Al escribir estas líneas a la «Tigresa» también pensaba en su madre: «¿Qué va a pasar el día en que se muera tu amor? ¡Será igual al día en que se muera mi madre!»

Líneas más abajo con el mismo tono de niño desvalido le dice: «Te quiero por tus manos cariñosas, por tus ojos que me miran con tanta ternura cuando me porto bien y con tanto odio cuando pido una copa. Te quiero por tu voz que me habla como una niña chiquita para consentirme y como vieja grosera para regañarme».

Al despedirse de la Tigresa, en la posdata escribe: «aunque a mí me esté llevando... ya sabes... te quiero, te quiero, te quiero, te quiero...» y lo repite treinta y seis veces, y abajo firma: Gato.

Irma Serrano, sin pelos en la lengua, refiere una anécdota en la que José Alfredo Jiménez le imploraba así: «Déjame solamente calentar con mis manos tus piecitos, me decía acariciándomelos, mientras yo, apoltronada en mi cheslón, alargaba con un pincel mis cada vez más prolongadas rayas de los ojos. En mi pose de tigre perezoso, él se extasiaba en una contemplación sumisa. Era un soñador auténtico que se entregaba total e incondicionalmente al amor.»

Hombre de largos tragos, de súbitas inspiraciones, siempre fue congruente hasta el último momento con sus canciones. No deja de resultar paradójico que José Alfredo Jiménez, de arraigadas dependencias emocionales, haya nacido en Dolores Hidalgo, la cuna de la Independencia.
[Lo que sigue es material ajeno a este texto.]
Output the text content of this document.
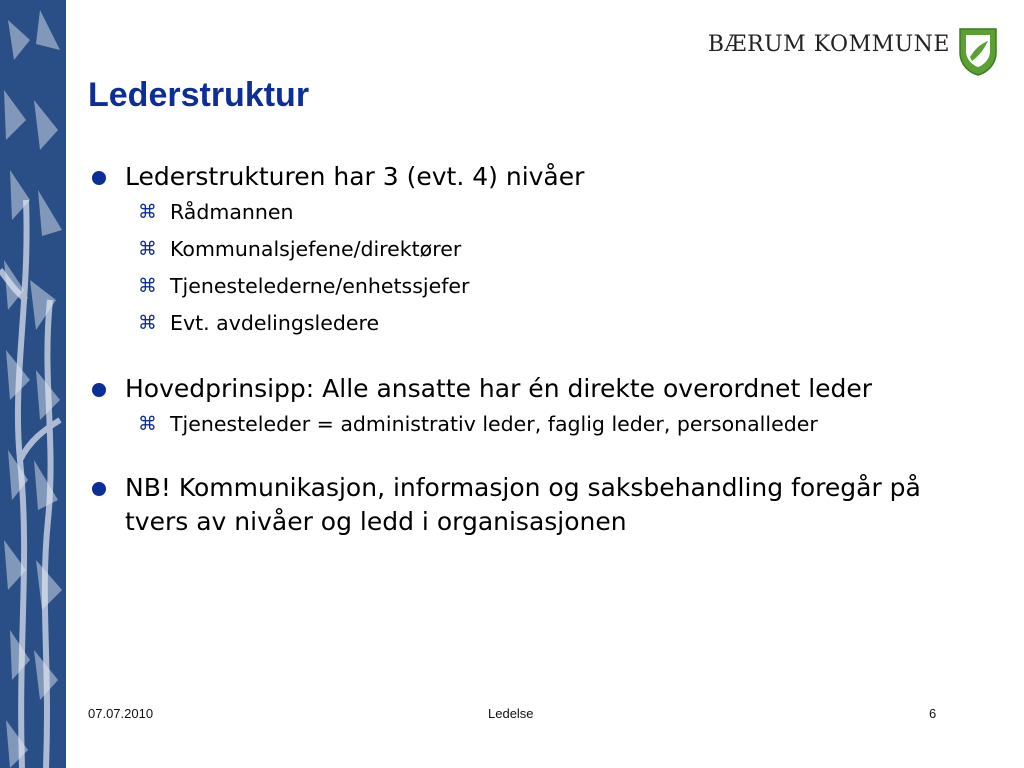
BÆRUM KOMMUNE
Lederstruktur
Lederstrukturen har 3 (evt. 4) nivåer
⌘ Rådmannen
⌘ Kommunalsjefene/direktører
⌘ Tjenestelederne/enhetssjefer
⌘ Evt. avdelingsledere
Hovedprinsipp: Alle ansatte har én direkte overordnet leder
⌘ Tjenesteleder = administrativ leder, faglig leder, personalleder
NB! Kommunikasjon, informasjon og saksbehandling foregår på tvers av nivåer og ledd i organisasjonen
07.07.2010	Ledelse	6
Cuando la premonición de su muerte rondaba en sus palabras dichas en 1972, José Alfredo alcanzó a agradecer a su pueblo «que lo quisieran a él y a todas sus canciones»

Murió de cirrosis hepática como estaba obligado a morir porque siempre curó sus heridas con tequila. Quiso que lo enterraran en su pueblo y no en la Rotonda de Hombres Ilustres.

...aquí me quedo paisanos

Aquí es mi pueblo adorado.”

El pueblo lo despidió con flores, lágrimas, rezos, brindis y canciones. Cuando lo estaban velando, el Indio Fernández irrumpió con un mariachi y dos botellas de tequila para echarse el último trago con José Alfredo. José Alfredo esa vez no pudo acompañar al Indio pero sí lo hizo Chavela Vargas.

Desde el 23 de noviembre de 1973, José Alfredo ya no compone más, pero sus canciones, en este momento, son cantadas por miles de mexicanos. Su estatua preside las noches de Garibaldi y su espíritu las oscuras noches del alma.

Y aunque El Rey siga cantando, descanse en paz tras el epitafio que él mismo escribió: La vida no vale nada.

(Esta es una parte del ensayo “José Alfredo Jiménez: el aciago fulgor de la desdicha” de Alfredo Espinosa.)